Lola hatte nicht lange geschlafen, als sie auch schon von Tamara geweckt wurde. Lola blinzelte sich den Schlaf aus den Augen und setzte sich auf. Die Sonne war noch nicht aufgegangen und im Raum war es sehr dunkel.
Lola seufzte. »Ist es wirklich nötig so früh schon aufzustehen?«
»Ja! Teiger will, dass euer verschwinden unbemerkt bleibt. Ich fürchte es ist nicht gut, wenn Du Deine Sachen weiterhin trägst.«, erwiderte Tamara und deutete auf Lolas Jeans und ihr T-Shirt.
Lola warf ihr einen flehenden Blick zu.
»Natürlich kannst Du sie gerne mitnehmen«, fügte Tamara schnell hin zu und sagte sogleich: »Ziehe mal die hier an«
Tamara drückte Lola fünf Oberteile mit langen Ärmeln und zwei Hosen in die Hand. Lola probierte sie an, während Tamara ihre Kleidung in einen Sack stopfte. Die ganzen Kleidungsstücke, die Lola von Tamara bekommen hatte, waren aus Wolfsfell. Von den Oberteilen passten Lola lediglich nur zwei. Die Hosen konnte sie alle beide tragen. Tamara gab ihr noch eine Weste, die sie sich überzog. Die Weste hatte keine Ärmel. Danach begann Lola sich selbst mit ihren eigenen Sachen auszurüsten. Sie schnallte sich ihren Gürtel mit dem Dolch um und legte sich den Tarnkappenumhang über die Schultern. Teiger kam mit zwei Säcken, die einen langen Riemen aus Stoff besaßen, in das Zimmer. Die Riemen waren offensichtlich da, um die Säcke auf dem Rücken tragen zu können. Teiger trug eine Hose, ein kurzärmliges Oberteil und eine Weste, die alle aus Wolfsfell bestanden.
Auf seinem Rücken hing ein Speer an dem er ein Seil zum Umhängen gebunden hatte. Des weiteren trug er einen Gürtel aus Tierhaut, welches so zäh und glatt wie Leder war und daran hing ein Kurzschwert, dessen Scheide aus dem gleichen Material bestand wie der Gürtel selbst.

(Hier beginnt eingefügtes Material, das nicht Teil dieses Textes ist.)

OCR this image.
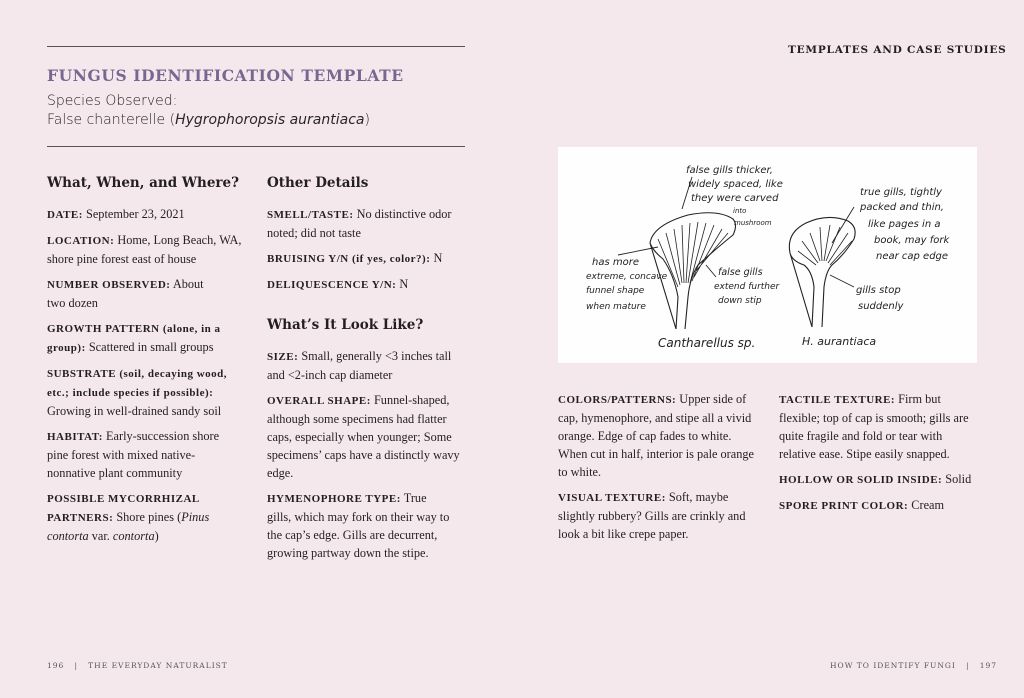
FUNGUS IDENTIFICATION TEMPLATE
Species Observed:
False chanterelle (Hygrophoropsis aurantiaca)
TEMPLATES AND CASE STUDIES
What, When, and Where?

DATE: September 23, 2021

LOCATION: Home, Long Beach, WA, shore pine forest east of house

NUMBER OBSERVED: About two dozen

GROWTH PATTERN (alone, in a group): Scattered in small groups

SUBSTRATE (soil, decaying wood, etc.; include species if possible): Growing in well-drained sandy soil

HABITAT: Early-succession shore pine forest with mixed native-nonnative plant community

POSSIBLE MYCORRHIZAL PARTNERS: Shore pines (Pinus contorta var. contorta)

Other Details

SMELL/TASTE: No distinctive odor noted; did not taste

BRUISING Y/N (if yes, color?): N

DELIQUESCENCE Y/N: N

What’s It Look Like?

SIZE: Small, generally <3 inches tall and <2-inch cap diameter

OVERALL SHAPE: Funnel-shaped, although some specimens had flatter caps, especially when younger; Some specimens’ caps have a distinctly wavy edge.

HYMENOPHORE TYPE: True gills, which may fork on their way to the cap’s edge. Gills are decurrent, growing partway down the stipe.

false gills thicker,
widely spaced, like
they were carved
into
mushroom
has more
extreme, concave
funnel shape
when mature
false gills
extend further
down stip
true gills, tightly
packed and thin,
like pages in a
book, may fork
near cap edge
gills stop
suddenly
Cantharellus sp.	H. aurantiaca

COLORS/PATTERNS: Upper side of cap, hymenophore, and stipe all a vivid orange. Edge of cap fades to white. When cut in half, interior is pale orange to white.

VISUAL TEXTURE: Soft, maybe slightly rubbery? Gills are crinkly and look a bit like crepe paper.

TACTILE TEXTURE: Firm but flexible; top of cap is smooth; gills are quite fragile and fold or tear with relative ease. Stipe easily snapped.

HOLLOW OR SOLID INSIDE: Solid

SPORE PRINT COLOR: Cream

196 | THE EVERYDAY NATURALIST	HOW TO IDENTIFY FUNGI | 197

»Guten Morgen!«, begrüßte Teiger Lola lächelnd, »Ich hoffe du bist ausgeschlafen, denn wir haben einen sehr weiten Fußmarsch vor uns.«
Lola gähnte. »Es geht!«, brummte sie verschlafen. Teigers Lächeln wurde noch breiter.

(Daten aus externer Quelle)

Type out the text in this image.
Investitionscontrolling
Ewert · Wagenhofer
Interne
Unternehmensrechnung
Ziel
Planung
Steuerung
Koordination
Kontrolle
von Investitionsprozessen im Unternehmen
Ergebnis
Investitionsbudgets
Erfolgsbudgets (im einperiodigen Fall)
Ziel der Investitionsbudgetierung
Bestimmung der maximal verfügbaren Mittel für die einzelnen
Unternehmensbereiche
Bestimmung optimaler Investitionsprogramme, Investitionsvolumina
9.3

»Was ist in den Säcken?«, fragte Lola neugierig.
»Essen, Stroh zum Feuer machen, einige Felle, meine Kleidung, ein Horn und 2 Fackeln.«, zählte Teiger auf.
Tamara kam näher an Lola heran. »Hier!«, sagte sie und gab Lola den Sack, indem sie ihre Kleidung verstaut hatte. »Ich habe dir noch ein bisschen Essen dazu gepackt und ein großes Tierfell. Damit könnt ihr euch vor Stürmen und Regen schützen.«, fügte die Tigerin noch hinzu.
Lola betrachtete den Sack. Er hatte auch einen Riemen. Lola warf sich den Sack über die Schulter. In diesem Moment kamen Tamila und Tomi die Leiter heruntergeklettert.
»Lola! Wir wollen dir zum Abschied etwas schenken.«, sprachen die beiden Tigerkinder aufgeweckt.
Lola sah zu wie die beiden auf der Stelle hüpften, bevor Tomi ihr ein kleines, braunes Säckchen hinstreckte. Es hatte eine Kordel, mit dieser man es sich um den Hals hängen konnte.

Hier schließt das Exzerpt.